Hilde schaute ihr weiter eisern ins Gesicht. Christina musste sich erst ein
wenig sammeln, holte alsdann einmal kräftig Luft und erwiderte den Blick der
Heimleiterin. „Ja, Hilde. Das haben Sie richtig erkannt. Mein Mann ist mir
gegenüber auch handgreiflich gewesen.“
    „Wie lange haben Sie das mitgemacht, Christina?“
    „Fünf Jahre.“
    Ohne, dass sie es beabsichtigte, füllten sich Christinas
Augen mit Tränen. Sie schämte sich und schaute nach unten auf den Kaffeetisch.

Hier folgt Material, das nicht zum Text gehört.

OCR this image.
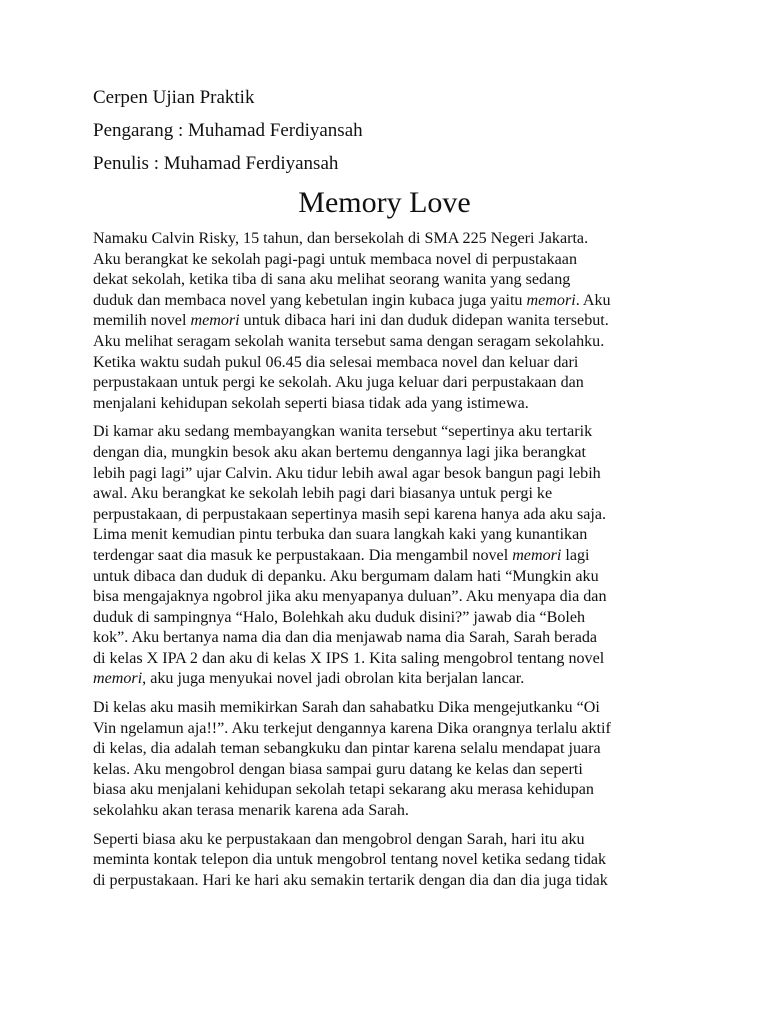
Cerpen Ujian Praktik
Pengarang : Muhamad Ferdiyansah
Penulis : Muhamad Ferdiyansah
Memory Love
Namaku Calvin Risky, 15 tahun, dan bersekolah di SMA 225 Negeri Jakarta.
Aku berangkat ke sekolah pagi-pagi untuk membaca novel di perpustakaan
dekat sekolah, ketika tiba di sana aku melihat seorang wanita yang sedang
duduk dan membaca novel yang kebetulan ingin kubaca juga yaitu memori. Aku
memilih novel memori untuk dibaca hari ini dan duduk didepan wanita tersebut.
Aku melihat seragam sekolah wanita tersebut sama dengan seragam sekolahku.
Ketika waktu sudah pukul 06.45 dia selesai membaca novel dan keluar dari
perpustakaan untuk pergi ke sekolah. Aku juga keluar dari perpustakaan dan
menjalani kehidupan sekolah seperti biasa tidak ada yang istimewa.
Di kamar aku sedang membayangkan wanita tersebut “sepertinya aku tertarik
dengan dia, mungkin besok aku akan bertemu dengannya lagi jika berangkat
lebih pagi lagi” ujar Calvin. Aku tidur lebih awal agar besok bangun pagi lebih
awal. Aku berangkat ke sekolah lebih pagi dari biasanya untuk pergi ke
perpustakaan, di perpustakaan sepertinya masih sepi karena hanya ada aku saja.
Lima menit kemudian pintu terbuka dan suara langkah kaki yang kunantikan
terdengar saat dia masuk ke perpustakaan. Dia mengambil novel memori lagi
untuk dibaca dan duduk di depanku. Aku bergumam dalam hati “Mungkin aku
bisa mengajaknya ngobrol jika aku menyapanya duluan”. Aku menyapa dia dan
duduk di sampingnya “Halo, Bolehkah aku duduk disini?” jawab dia “Boleh
kok”. Aku bertanya nama dia dan dia menjawab nama dia Sarah, Sarah berada
di kelas X IPA 2 dan aku di kelas X IPS 1. Kita saling mengobrol tentang novel
memori, aku juga menyukai novel jadi obrolan kita berjalan lancar.
Di kelas aku masih memikirkan Sarah dan sahabatku Dika mengejutkanku “Oi
Vin ngelamun aja!!”. Aku terkejut dengannya karena Dika orangnya terlalu aktif
di kelas, dia adalah teman sebangkuku dan pintar karena selalu mendapat juara
kelas. Aku mengobrol dengan biasa sampai guru datang ke kelas dan seperti
biasa aku menjalani kehidupan sekolah tetapi sekarang aku merasa kehidupan
sekolahku akan terasa menarik karena ada Sarah.
Seperti biasa aku ke perpustakaan dan mengobrol dengan Sarah, hari itu aku
meminta kontak telepon dia untuk mengobrol tentang novel ketika sedang tidak
di perpustakaan. Hari ke hari aku semakin tertarik dengan dia dan dia juga tidak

„Bitte fragen Sie mich nicht nach Details, Hilde! Ich möchte bitte nicht
darüber sprechen.“ Hilde Clemens kam um den Tisch herum und legte einen Arm
tröstend um Christinas Schulter. „Das müssen Sie natürlich auch nicht,
Christina! Aber, wenn Sie irgendwann einmal das Bedürfnis haben sollten, können
Sie jederzeit zu mir kommen!“ Christina stand auf. „Danke. Das mache ich,
Hilde. Sie müssen mir nur etwas versprechen!“ Hilde nickte. „Bitte erzählen Sie
niemandem davon! Ich habe hier in Köln ein ganz neues Leben begonnen, ganz
unbelastet, und keiner soll das von mir wissen.“
    „Das verspreche Ihnen, Christina! Von mir erfährt keine
Menschenseele etwas“, antwortete die Heimleiterin.
     
    Wie immer, um acht Uhr morgens, begann Christinas Dienst auf
der dritten Etage. Vorher hatte sie bereits, gemeinsam mit der kompletten
Zimmermädchenmannschaft aus allen anderen Etagen, die Hotelhalle, das
Restaurant und andere gemeinschaftlichen Räume saubergemacht. Sie hatte in
dieser Woche Glück mit ihren Zimmergästen. Es waren fast alles
Geschäftsreisende, die wegen ihrer Meetings schon früh ihre Zimmer verließen.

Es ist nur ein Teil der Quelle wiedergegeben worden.